Booming costs: EDF wants up to £140 per MW-hour – an amount almost three times higher than the current electricity market price
It wants to ensure it can claw back the money it will pump into the construction of the plants, with the state making up the shortfall if the wholesale electricity price declines.
Executives at the energy group want to have nailed down a price before the end of year so they can convince investors to give the project the green light.
EDF chief executive Vincent de Rivaz yesterday said the price demanded by EDF would be no higher than £140 per MegaWatt hour (MW hour).
The amount is almost three times higher than the current electricity market price of £50 per MW hour.
The average family uses around four MW hours a year.
It also makes nuclear power as costly as offshore wind – the most expensive of the renewable technologies. Supporters of the energy source say that, unlike wind power, nuclear energy is reliable.
But in 2008, de Rivaz told investors that the price demanded would be around £45 per MW hour.
‘A lot of things have changed: four years, inflation, cost of commodities, steel, concrete,’ he said yesterday.
He added the figures were based on the group’s Flameville reactor in France, a project that has become a byword for escalating nuclear costs after its budget doubled to £4.7billion. It is also running four years behind schedule.
UK government estimates produced last year said the real cost of producing nuclear power is between £80 and £100 per MW hour.
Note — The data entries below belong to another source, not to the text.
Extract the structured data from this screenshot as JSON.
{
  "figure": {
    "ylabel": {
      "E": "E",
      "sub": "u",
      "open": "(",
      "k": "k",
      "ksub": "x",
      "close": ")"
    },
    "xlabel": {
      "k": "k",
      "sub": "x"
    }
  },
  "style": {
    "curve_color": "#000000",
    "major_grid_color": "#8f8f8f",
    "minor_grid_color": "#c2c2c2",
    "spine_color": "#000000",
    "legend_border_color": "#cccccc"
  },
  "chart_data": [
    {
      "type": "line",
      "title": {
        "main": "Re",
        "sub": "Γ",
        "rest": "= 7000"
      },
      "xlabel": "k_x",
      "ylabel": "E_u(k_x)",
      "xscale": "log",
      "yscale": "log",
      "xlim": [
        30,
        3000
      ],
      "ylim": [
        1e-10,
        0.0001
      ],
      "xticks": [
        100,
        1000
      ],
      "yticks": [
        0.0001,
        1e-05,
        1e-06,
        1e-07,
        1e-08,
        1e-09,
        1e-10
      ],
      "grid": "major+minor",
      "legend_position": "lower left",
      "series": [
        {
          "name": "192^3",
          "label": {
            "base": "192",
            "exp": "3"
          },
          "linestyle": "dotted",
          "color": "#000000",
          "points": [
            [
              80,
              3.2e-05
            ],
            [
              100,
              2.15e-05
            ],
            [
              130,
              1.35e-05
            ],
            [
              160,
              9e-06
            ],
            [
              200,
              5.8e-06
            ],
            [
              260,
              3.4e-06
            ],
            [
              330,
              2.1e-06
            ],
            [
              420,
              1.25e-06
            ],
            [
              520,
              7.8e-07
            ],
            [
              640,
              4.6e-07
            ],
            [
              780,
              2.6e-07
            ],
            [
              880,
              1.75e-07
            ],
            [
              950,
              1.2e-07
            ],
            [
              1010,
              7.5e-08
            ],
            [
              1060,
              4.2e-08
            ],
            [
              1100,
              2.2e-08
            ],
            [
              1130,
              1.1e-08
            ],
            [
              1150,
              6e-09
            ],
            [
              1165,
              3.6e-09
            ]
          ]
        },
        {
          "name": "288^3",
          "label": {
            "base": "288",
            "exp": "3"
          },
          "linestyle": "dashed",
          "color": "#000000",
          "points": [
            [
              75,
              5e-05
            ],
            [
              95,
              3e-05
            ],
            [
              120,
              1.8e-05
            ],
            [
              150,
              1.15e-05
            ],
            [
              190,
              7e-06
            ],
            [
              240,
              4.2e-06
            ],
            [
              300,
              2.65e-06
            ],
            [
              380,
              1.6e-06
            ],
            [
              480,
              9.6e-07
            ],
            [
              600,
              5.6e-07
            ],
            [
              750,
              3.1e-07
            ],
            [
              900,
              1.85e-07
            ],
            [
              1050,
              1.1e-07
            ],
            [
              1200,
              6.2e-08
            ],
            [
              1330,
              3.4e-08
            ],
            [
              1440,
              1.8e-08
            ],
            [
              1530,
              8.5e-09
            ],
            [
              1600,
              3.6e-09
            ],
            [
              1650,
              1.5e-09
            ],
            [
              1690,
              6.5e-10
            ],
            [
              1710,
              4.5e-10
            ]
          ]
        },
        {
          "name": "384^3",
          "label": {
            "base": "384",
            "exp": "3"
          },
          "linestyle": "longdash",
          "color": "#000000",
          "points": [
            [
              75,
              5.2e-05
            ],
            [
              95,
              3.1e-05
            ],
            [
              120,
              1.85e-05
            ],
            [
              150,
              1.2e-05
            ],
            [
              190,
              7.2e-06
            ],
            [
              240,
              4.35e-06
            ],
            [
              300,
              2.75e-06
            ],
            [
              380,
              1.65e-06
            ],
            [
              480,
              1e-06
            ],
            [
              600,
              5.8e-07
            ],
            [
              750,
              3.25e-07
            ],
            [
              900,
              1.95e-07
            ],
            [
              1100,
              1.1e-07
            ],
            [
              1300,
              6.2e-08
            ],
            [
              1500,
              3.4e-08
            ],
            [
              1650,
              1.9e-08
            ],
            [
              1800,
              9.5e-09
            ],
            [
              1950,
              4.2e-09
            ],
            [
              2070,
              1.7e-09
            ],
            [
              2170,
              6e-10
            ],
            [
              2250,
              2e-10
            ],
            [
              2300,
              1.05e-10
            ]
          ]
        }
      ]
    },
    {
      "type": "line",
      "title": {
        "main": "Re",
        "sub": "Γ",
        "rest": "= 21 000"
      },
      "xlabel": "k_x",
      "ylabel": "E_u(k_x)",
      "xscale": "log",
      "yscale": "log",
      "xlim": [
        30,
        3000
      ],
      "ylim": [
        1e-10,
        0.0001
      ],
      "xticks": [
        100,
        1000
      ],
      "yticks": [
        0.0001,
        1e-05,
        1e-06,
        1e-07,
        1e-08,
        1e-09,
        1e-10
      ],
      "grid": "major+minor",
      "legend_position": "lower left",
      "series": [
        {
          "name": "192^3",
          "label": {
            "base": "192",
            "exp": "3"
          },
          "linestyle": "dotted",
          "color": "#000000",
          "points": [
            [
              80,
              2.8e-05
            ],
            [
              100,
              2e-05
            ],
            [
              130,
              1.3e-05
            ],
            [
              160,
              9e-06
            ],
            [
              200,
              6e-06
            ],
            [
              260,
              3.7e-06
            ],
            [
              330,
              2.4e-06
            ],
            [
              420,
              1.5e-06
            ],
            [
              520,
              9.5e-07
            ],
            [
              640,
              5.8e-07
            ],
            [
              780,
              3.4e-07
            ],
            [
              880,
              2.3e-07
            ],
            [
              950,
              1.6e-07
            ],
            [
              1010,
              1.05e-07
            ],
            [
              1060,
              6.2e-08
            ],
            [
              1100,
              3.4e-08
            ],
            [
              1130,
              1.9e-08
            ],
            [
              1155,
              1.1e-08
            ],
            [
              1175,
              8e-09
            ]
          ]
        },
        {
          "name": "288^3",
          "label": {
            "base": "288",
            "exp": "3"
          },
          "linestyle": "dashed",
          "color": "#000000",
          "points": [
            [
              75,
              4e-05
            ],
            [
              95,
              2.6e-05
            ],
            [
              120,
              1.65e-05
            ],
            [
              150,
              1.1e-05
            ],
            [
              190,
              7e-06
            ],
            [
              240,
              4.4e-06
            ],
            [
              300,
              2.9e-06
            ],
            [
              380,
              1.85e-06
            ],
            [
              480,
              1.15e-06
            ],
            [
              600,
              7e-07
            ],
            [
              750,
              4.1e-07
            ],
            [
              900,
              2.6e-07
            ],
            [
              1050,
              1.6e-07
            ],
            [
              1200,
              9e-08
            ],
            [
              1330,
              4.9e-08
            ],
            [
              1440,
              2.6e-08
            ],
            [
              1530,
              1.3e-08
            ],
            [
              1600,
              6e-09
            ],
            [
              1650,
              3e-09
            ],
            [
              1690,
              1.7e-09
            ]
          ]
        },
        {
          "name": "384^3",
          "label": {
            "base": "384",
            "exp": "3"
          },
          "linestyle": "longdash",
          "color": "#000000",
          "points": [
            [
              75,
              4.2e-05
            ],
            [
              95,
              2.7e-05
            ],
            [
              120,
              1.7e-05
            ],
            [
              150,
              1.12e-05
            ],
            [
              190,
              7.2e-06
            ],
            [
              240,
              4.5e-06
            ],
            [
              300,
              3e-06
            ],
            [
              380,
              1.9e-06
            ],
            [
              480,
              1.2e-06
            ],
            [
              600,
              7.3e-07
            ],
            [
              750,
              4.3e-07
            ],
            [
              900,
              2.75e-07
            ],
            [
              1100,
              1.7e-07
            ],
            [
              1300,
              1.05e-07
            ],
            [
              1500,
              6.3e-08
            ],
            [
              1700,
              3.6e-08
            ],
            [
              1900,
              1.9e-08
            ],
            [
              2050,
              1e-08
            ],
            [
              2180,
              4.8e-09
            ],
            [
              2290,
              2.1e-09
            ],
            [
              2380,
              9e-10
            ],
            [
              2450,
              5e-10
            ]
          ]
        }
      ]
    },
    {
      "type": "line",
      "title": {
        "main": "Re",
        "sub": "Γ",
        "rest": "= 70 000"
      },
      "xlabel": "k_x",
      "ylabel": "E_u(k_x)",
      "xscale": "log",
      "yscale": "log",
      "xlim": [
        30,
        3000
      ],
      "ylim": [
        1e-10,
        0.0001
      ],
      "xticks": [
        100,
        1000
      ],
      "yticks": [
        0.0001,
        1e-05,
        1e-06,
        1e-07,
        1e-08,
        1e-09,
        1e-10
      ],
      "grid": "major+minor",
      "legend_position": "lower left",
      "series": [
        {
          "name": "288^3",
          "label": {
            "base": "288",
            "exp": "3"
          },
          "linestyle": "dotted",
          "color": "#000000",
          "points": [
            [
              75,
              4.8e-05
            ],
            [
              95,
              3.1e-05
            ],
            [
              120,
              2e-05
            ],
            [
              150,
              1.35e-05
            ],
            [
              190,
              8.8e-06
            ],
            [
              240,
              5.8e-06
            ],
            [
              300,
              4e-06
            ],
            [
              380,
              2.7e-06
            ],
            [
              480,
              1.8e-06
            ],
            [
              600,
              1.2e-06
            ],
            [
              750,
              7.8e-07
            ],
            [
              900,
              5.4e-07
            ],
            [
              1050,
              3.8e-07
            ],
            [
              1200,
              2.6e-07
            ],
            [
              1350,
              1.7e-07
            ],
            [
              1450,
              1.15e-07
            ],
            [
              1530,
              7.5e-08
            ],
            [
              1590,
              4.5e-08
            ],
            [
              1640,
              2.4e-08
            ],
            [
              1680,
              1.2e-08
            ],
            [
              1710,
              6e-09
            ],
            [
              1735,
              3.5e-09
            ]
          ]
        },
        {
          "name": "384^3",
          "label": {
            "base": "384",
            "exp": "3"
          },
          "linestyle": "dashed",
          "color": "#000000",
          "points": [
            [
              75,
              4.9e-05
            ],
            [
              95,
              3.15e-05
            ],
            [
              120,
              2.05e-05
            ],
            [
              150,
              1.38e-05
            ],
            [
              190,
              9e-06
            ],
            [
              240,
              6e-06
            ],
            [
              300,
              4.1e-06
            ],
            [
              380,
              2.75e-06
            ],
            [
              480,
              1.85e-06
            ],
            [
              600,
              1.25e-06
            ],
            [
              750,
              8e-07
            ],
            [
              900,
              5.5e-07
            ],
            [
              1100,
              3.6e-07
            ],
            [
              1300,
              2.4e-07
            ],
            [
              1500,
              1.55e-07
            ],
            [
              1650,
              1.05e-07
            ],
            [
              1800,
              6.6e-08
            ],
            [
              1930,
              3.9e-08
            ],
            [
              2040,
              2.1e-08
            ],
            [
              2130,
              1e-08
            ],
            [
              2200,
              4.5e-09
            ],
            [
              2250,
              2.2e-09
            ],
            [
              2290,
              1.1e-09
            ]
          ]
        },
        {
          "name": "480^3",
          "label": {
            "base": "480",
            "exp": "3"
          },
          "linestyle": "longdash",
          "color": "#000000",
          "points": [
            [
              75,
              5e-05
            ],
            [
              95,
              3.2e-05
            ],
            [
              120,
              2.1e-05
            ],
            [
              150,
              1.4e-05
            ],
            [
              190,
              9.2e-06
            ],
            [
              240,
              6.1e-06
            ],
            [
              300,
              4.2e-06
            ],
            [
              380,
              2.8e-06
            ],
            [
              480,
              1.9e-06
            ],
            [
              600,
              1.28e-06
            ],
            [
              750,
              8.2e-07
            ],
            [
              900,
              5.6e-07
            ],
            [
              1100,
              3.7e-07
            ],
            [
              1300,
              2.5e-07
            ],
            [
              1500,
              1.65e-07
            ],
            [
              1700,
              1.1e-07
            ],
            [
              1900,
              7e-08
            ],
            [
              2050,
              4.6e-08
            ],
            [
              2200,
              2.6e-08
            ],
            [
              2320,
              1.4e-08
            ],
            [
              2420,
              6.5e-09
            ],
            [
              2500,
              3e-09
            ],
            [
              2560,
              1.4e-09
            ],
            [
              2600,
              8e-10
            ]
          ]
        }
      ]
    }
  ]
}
But de Rivaz refused to say whether the company would accept that price.
Some analysts think the economic impact of its decision will give EDF the upper hand in talks with ministers.
Its investment in nuclear construction will create thousands of jobs and bring millions of pounds into the UK economy.
The Government also needs the nuclear reactors to be built in order to plug the ever-increasing energy gap created by closing down existing generators around the country.